Renal transplantation seems to halt but not reverse vascular calcification (Cianciolo et al. 2014). Exercise capacity and muscle strength were lower in renal transplant recipients than in healthy controls, but improved significantly following a rehabilitation program, indicating an important reversible component (van den Ham et al. 2005, 2007). With regard to the underlying mechanisms of premature aging, oxidative stress generally improves or even normalizes after renal transplantation. Levels of advanced glycation and products, which are associated with aging, decrease after kidney transplantation (Jin 2010; Crowley et al. 2013). Immunosuppressive treatment was reported to affect renal transplantation. Treatment of rapamycin could lower serum phosphate levels and increase insulin resistance in renal transplant recipients (Tataranni et al. 2011). Rapamycin treatment also increased Klotho expression in immortalized proximal tubular cell lines, consistent with the supposed antiaging properties (Tataranni et al. 2011). Another example of the complex effects of immunosuppressive agents concerns the reduced telomerase activity associated with use of azathioprine (Getliffe et al. 2005). Corticosteroid treatment after transplantation might accelerate senescent processes (Bauer et al. 2009).

11.4 Conclusion

Aging is accompanied with decreased function of all organs, including the kidney. Old kidneys are functional but fragile. Although much progress has been made in the understanding of the renal aging process and the associated decline in renal function, there are still some questions remaining unanswered and deserving future investigation. Improved understanding of renal aging may help to optimize management of renal allografts obtained from older donors. More research should be done on the distinction between the decline in renal function and alteration in renal structure because of aging-associated diseases such as hypertension and diabetes mellitus and that solely because of aging.

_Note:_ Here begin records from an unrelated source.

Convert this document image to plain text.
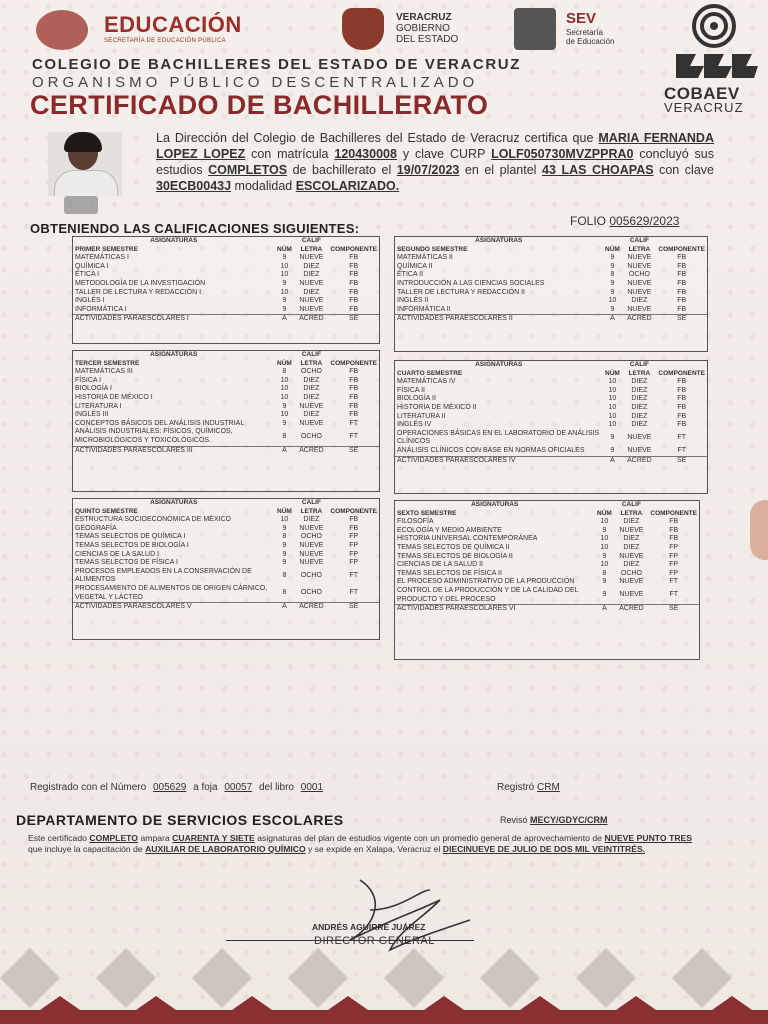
EDUCACIÓN
SECRETARÍA DE EDUCACIÓN PÚBLICA
VERACRUZ
GOBIERNO
DEL ESTADO
SEV
Secretaría
de Educación
COBAEV
VERACRUZ
COLEGIO DE BACHILLERES DEL ESTADO DE VERACRUZ
ORGANISMO PÚBLICO DESCENTRALIZADO
CERTIFICADO DE BACHILLERATO
La Dirección del Colegio de Bachilleres del Estado de Veracruz certifica que MARIA FERNANDA LOPEZ LOPEZ con matrícula 120430008 y clave CURP LOLF050730MVZPPRA0 concluyó sus estudios COMPLETOS de bachillerato el 19/07/2023 en el plantel 43 LAS CHOAPAS con clave 30ECB0043J modalidad ESCOLARIZADO.
OBTENIENDO LAS CALIFICACIONES SIGUIENTES:	FOLIO 005629/2023
ASIGNATURAS		CALIF	
PRIMER SEMESTRE	NÚM	LETRA	COMPONENTE
MATEMÁTICAS I	9	NUEVE	FB
QUÍMICA I	10	DIEZ	FB
ÉTICA I	10	DIEZ	FB
METODOLOGÍA DE LA INVESTIGACIÓN	9	NUEVE	FB
TALLER DE LECTURA Y REDACCIÓN I	10	DIEZ	FB
INGLÉS I	9	NUEVE	FB
INFORMÁTICA I	9	NUEVE	FB
ACTIVIDADES PARAESCOLARES I	A	ACRED	SE
ASIGNATURAS		CALIF	
SEGUNDO SEMESTRE	NÚM	LETRA	COMPONENTE
MATEMÁTICAS II	9	NUEVE	FB
QUÍMICA II	9	NUEVE	FB
ÉTICA II	8	OCHO	FB
INTRODUCCIÓN A LAS CIENCIAS SOCIALES	9	NUEVE	FB
TALLER DE LECTURA Y REDACCIÓN II	9	NUEVE	FB
INGLÉS II	10	DIEZ	FB
INFORMÁTICA II	9	NUEVE	FB
ACTIVIDADES PARAESCOLARES II	A	ACRED	SE
ASIGNATURAS		CALIF	
TERCER SEMESTRE	NÚM	LETRA	COMPONENTE
MATEMÁTICAS III	8	OCHO	FB
FÍSICA I	10	DIEZ	FB
BIOLOGÍA I	10	DIEZ	FB
HISTORIA DE MÉXICO I	10	DIEZ	FB
LITERATURA I	9	NUEVE	FB
INGLÉS III	10	DIEZ	FB
CONCEPTOS BÁSICOS DEL ANÁLISIS INDUSTRIAL	9	NUEVE	FT
ANÁLISIS INDUSTRIALES: FÍSICOS, QUÍMICOS, MICROBIOLÓGICOS Y TOXICOLÓGICOS.	8	OCHO	FT
ACTIVIDADES PARAESCOLARES III	A	ACRED	SE
ASIGNATURAS		CALIF	
CUARTO SEMESTRE	NÚM	LETRA	COMPONENTE
MATEMÁTICAS IV	10	DIEZ	FB
FÍSICA II	10	DIEZ	FB
BIOLOGÍA II	10	DIEZ	FB
HISTORIA DE MÉXICO II	10	DIEZ	FB
LITERATURA II	10	DIEZ	FB
INGLÉS IV	10	DIEZ	FB
OPERACIONES BÁSICAS EN EL LABORATORIO DE ANÁLISIS CLÍNICOS	9	NUEVE	FT
ANÁLISIS CLÍNICOS CON BASE EN NORMAS OFICIALES	9	NUEVE	FT
ACTIVIDADES PARAESCOLARES IV	A	ACRED	SE
ASIGNATURAS		CALIF	
QUINTO SEMESTRE	NÚM	LETRA	COMPONENTE
ESTRUCTURA SOCIOECONÓMICA DE MÉXICO	10	DIEZ	FB
GEOGRAFÍA	9	NUEVE	FB
TEMAS SELECTOS DE QUÍMICA I	8	OCHO	FP
TEMAS SELECTOS DE BIOLOGÍA I	9	NUEVE	FP
CIENCIAS DE LA SALUD I	9	NUEVE	FP
TEMAS SELECTOS DE FÍSICA I	9	NUEVE	FP
PROCESOS EMPLEADOS EN LA CONSERVACIÓN DE ALIMENTOS	8	OCHO	FT
PROCESAMIENTO DE ALIMENTOS DE ORIGEN CÁRNICO, VEGETAL Y LÁCTEO	8	OCHO	FT
ACTIVIDADES PARAESCOLARES V	A	ACRED	SE
ASIGNATURAS		CALIF	
SEXTO SEMESTRE	NÚM	LETRA	COMPONENTE
FILOSOFÍA	10	DIEZ	FB
ECOLOGÍA Y MEDIO AMBIENTE	9	NUEVE	FB
HISTORIA UNIVERSAL CONTEMPORÁNEA	10	DIEZ	FB
TEMAS SELECTOS DE QUÍMICA II	10	DIEZ	FP
TEMAS SELECTOS DE BIOLOGÍA II	9	NUEVE	FP
CIENCIAS DE LA SALUD II	10	DIEZ	FP
TEMAS SELECTOS DE FÍSICA II	8	OCHO	FP
EL PROCESO ADMINISTRATIVO DE LA PRODUCCIÓN	9	NUEVE	FT
CONTROL DE LA PRODUCCIÓN Y DE LA CALIDAD DEL PRODUCTO Y DEL PROCESO	9	NUEVE	FT
ACTIVIDADES PARAESCOLARES VI	A	ACRED	SE
Registrado con el Número 005629 a foja 00057 del libro 0001	Registró CRM
DEPARTAMENTO DE SERVICIOS ESCOLARES	Revisó MECY/GDYC/CRM
Este certificado COMPLETO ampara CUARENTA Y SIETE asignaturas del plan de estudios vigente con un promedio general de aprovechamiento de NUEVE PUNTO TRES que incluye la capacitación de AUXILIAR DE LABORATORIO QUÍMICO y se expide en Xalapa, Veracruz el DIECINUEVE DE JULIO DE DOS MIL VEINTITRÉS.
ANDRÉS AGUIRRE JUÁREZ
DIRECTOR GENERAL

As mentioned before, there are several ways to interfere the process of renal aging, but they are not working efficiently enough separately. Combination of different ways could be a potential method to prevent renal aging or attenuate aging and aging-related diseases. The final goal of any intervention battling features of kidney aging is to preserve long-term kidney health and function.

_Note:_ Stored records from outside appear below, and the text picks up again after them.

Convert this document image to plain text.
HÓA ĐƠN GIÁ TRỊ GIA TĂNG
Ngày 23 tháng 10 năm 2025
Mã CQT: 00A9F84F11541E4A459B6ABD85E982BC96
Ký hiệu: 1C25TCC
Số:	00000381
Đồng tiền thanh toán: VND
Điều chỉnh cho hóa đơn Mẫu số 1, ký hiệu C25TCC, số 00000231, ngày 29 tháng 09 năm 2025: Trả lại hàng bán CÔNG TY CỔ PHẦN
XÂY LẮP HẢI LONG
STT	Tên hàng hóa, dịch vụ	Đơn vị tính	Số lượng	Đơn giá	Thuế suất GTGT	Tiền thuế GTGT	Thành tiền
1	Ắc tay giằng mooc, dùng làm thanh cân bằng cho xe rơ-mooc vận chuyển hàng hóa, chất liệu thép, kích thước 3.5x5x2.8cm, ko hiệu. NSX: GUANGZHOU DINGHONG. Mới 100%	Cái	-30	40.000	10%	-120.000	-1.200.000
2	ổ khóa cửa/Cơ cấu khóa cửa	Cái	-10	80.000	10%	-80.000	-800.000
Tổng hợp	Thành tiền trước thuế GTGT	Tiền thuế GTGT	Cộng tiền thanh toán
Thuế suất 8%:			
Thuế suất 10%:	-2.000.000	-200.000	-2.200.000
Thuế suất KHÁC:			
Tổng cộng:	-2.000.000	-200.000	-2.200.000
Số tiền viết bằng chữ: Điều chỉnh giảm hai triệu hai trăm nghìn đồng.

The epigenetics offers the promise of providing a context-dependent understanding of human health span. Improved knowledge of how epigenetic process regulates aging and how they interact with disease process will enable the identification and stratification of patients at increased risk of age-related morbidities. How to identify and track several of environmental factors influencing health and interacting with individual cellular and molecular processes is critical to the identification and curing for renal diseases. Long-term calorie restriction with optimal nutrition is pretty hard to achieve in daily life, which makes it unlikely to become clinically relevant in the near future. Some researches come up with several nutritional factors and small compounds mimicking the calorie restriction effects by regulating nutrient sensing pathways or by inducing autophagy are in different phases of preclinical and clinical testing.

All in all, epidemiologic, biochemical, and molecular evidence suggest that aging of the kidney is a complex interplay of different molecular mechanisms going far beyond a simple “wear and tear” process. There are many pathways found to be useful targets for slowing the aging process. Because combatting aging will require a long-term strategy, the route to clinical translation requires further insight from preclinical studies.